Albright uses balanced toolholders from Techniks, but these are not hydraulic or shrink-fit models. Instead, the company has found that collet-style toolholders that use a setscrew to secure tools work well for its micromachining operations. These toolholders help to provide accurate concentricity, which is important to prevent a micro-tool from taking a deeper-than-anticipated cut and possibly breaking. Plus, while the company experimented with the aforementioned types of toolholders, it didn’t notice any improvement in surface finish versus the collet-style toolholders. Achieving a quality surface finish is important to minimize or eliminate polishing, which can adversely affect dimensional accuracy as well as extend mold manufacturing time.
Consider touching-off micro-tools. Mike Collette, senior tool and die maker, sets up many micromachining jobs. Although he had no prior experience with such small cutters, he’s become adept at manually touching-off tools with tips that he can barely see without magnifying lenses.
Of course, it took time to master this art, and he did break some of the costly micro-tools. However, unlike his previous jobs in which there might be hell to pay for mishaps such as that, Mr. Comeau was understanding and accepting. He tolerated some breakage during initial setups because he recognizes how challenging the job is. Without the pressure to be perfect right out of the gate, Mr. Collette was able to establish an effective approach for touching-off tools. Now, breakage during setup isn’t an issue.
Mr. Collette has found ways to do it quicker, too. He used to position a tool 0.050 inch or so away from a workpiece before moving in 0.0001-inch increments to bring the tool in contact with the part. This would take almost 20 minutes. These days, he starts closer to 0.004 inch away from the workpiece, meaning fewer increments are required prior to contact. In fact, he’s reached the point in which he can tell whether a delicate end mill touched a workpiece on a “hard” tenth or a “light” tenth. Touching the workpiece with a light tenth means the tool hit the top of a ridge left behind by a previous tool, while the tool hits the true depth with a hard tenth.
Albright is in a good position to succeed, because medical devices continue to get smaller, and silicone is becoming more widely accepted for medical applications.
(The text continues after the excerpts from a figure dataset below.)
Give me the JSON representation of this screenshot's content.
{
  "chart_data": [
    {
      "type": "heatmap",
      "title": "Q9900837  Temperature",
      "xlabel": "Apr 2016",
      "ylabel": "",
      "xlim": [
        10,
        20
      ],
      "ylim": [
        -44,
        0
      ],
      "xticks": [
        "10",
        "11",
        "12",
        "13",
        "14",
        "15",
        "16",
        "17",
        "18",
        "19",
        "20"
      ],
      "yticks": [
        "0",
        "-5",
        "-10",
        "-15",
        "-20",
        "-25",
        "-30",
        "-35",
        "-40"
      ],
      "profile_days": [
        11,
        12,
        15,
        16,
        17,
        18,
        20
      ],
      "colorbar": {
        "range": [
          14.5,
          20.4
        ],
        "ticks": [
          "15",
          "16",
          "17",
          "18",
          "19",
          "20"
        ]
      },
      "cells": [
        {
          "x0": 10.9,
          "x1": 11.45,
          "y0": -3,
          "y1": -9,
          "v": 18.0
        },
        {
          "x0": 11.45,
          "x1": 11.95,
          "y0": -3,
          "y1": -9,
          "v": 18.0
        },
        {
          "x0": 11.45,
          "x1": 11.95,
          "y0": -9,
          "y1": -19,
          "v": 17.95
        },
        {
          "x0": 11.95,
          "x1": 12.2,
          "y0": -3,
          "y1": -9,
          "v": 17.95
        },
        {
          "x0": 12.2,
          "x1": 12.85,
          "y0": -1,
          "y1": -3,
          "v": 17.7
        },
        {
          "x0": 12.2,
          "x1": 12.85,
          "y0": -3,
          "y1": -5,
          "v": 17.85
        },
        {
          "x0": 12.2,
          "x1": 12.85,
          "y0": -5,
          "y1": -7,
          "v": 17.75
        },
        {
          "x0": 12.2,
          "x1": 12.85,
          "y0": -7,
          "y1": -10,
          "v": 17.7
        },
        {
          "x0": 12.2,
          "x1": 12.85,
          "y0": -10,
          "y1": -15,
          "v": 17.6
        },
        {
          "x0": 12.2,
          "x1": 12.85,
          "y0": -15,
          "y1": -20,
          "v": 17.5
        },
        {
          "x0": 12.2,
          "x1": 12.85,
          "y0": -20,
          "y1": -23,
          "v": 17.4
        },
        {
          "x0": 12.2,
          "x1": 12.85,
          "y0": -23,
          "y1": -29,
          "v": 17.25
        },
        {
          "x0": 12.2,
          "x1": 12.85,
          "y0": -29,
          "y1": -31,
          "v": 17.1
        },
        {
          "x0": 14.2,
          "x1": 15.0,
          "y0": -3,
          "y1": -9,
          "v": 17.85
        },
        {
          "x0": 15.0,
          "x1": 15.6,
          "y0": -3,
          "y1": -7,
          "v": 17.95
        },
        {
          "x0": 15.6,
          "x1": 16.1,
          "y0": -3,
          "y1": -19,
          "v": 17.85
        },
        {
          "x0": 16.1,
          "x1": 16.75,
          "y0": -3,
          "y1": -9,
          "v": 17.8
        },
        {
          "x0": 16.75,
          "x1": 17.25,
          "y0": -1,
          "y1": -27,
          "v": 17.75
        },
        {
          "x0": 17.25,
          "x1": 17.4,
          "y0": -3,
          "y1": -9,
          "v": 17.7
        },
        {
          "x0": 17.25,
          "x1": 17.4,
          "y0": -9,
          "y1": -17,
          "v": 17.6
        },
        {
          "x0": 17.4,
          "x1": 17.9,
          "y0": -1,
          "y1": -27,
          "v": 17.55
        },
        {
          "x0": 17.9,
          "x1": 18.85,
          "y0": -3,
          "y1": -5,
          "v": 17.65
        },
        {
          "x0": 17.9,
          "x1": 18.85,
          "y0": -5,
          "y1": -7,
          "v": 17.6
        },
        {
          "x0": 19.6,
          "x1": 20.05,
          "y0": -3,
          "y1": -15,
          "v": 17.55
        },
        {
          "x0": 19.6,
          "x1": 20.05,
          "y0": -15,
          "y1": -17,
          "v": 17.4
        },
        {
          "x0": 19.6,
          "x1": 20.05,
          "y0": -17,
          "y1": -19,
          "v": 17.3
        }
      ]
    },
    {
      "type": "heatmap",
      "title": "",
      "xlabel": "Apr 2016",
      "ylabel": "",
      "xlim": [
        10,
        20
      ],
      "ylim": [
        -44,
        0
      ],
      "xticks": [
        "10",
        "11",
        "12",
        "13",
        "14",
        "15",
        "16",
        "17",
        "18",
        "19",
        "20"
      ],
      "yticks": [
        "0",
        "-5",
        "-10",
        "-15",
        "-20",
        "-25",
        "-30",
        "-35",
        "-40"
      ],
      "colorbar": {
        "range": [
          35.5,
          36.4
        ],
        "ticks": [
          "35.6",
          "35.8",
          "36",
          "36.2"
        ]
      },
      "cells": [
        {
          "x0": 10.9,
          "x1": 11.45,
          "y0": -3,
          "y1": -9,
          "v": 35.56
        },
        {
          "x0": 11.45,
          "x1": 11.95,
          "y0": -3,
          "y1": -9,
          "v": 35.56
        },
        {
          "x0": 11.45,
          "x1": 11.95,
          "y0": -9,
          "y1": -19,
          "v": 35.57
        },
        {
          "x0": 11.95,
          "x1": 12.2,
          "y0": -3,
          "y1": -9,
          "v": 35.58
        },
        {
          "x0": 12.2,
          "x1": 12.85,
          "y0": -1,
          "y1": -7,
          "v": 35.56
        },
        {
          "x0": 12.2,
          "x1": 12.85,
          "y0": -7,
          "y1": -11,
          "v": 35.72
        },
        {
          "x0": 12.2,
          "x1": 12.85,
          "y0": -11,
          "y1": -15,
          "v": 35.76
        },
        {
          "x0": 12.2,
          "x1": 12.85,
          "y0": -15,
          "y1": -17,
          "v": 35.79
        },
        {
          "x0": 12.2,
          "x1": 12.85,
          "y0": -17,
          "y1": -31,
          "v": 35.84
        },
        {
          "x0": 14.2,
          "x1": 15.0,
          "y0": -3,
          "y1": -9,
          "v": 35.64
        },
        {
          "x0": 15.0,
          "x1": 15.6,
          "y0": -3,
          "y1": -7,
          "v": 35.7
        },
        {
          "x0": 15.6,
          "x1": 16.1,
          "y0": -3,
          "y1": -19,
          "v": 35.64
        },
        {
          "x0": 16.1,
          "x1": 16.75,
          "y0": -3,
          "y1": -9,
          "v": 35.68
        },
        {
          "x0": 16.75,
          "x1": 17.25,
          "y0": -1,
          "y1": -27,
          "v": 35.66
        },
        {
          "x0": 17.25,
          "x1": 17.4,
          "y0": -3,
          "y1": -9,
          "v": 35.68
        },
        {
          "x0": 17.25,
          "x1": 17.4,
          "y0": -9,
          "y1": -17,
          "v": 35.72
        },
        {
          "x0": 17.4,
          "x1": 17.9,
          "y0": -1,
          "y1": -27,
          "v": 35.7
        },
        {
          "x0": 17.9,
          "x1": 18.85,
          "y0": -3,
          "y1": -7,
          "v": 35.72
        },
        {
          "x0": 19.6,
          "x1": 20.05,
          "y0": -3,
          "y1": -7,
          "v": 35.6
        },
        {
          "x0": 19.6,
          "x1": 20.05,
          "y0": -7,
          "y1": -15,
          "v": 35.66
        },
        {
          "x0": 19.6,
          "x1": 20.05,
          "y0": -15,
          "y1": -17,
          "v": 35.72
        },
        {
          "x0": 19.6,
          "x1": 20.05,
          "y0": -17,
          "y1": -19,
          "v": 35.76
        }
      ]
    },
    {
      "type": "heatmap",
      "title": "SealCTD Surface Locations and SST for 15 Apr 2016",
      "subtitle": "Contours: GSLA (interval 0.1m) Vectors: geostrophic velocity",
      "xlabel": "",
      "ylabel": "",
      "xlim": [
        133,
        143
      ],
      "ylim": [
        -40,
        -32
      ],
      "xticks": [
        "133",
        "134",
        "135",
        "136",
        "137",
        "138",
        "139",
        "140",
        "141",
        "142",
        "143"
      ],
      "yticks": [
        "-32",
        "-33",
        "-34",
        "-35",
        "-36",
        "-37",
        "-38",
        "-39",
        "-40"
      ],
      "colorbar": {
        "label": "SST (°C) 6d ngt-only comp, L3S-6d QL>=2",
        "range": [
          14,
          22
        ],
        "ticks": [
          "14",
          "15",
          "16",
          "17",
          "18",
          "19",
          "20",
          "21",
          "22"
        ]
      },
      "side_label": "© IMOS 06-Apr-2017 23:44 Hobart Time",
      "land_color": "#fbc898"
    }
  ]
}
The key for the company is becoming involved with a customer early in the new-product design cycle. Albright focuses on not only providing design for manufacturability input, but also educating its customers about the key properties and benefits of silicone.
Albright offers a wealth of information on its company website, but it also offers silicone.pro and matsilicone.com. At silicone.pro, the company blogs about the latest silicone technologies, answers customer questions and encourages other silicone professionals to contribute with blog posts of their own. On the other hand, matsilicone.com is a growing silicone database in which users can search and compare properties of all health-grade silicone materials that are currently available. In addition, Albright provides sample strips demonstrating the types of finishes that are possible with machining molds for silicone. These and other sales tools help the company get its foot in the door with new customers, Mr. Waitt notes.
While Albright continues to refine its micromachining processes, it is keeping its eye on additive manufacturing technologies. Mr. Comeau says some of these technologies currently can produce parts in materials that are somewhat similar to silicone, but none can work with actual silicone. This is likely to change as additive equipment manufacturers continue material R&D, he says, and it is leaving the door open to integrating such a process as a complement to its conventional micromachining and molding practices.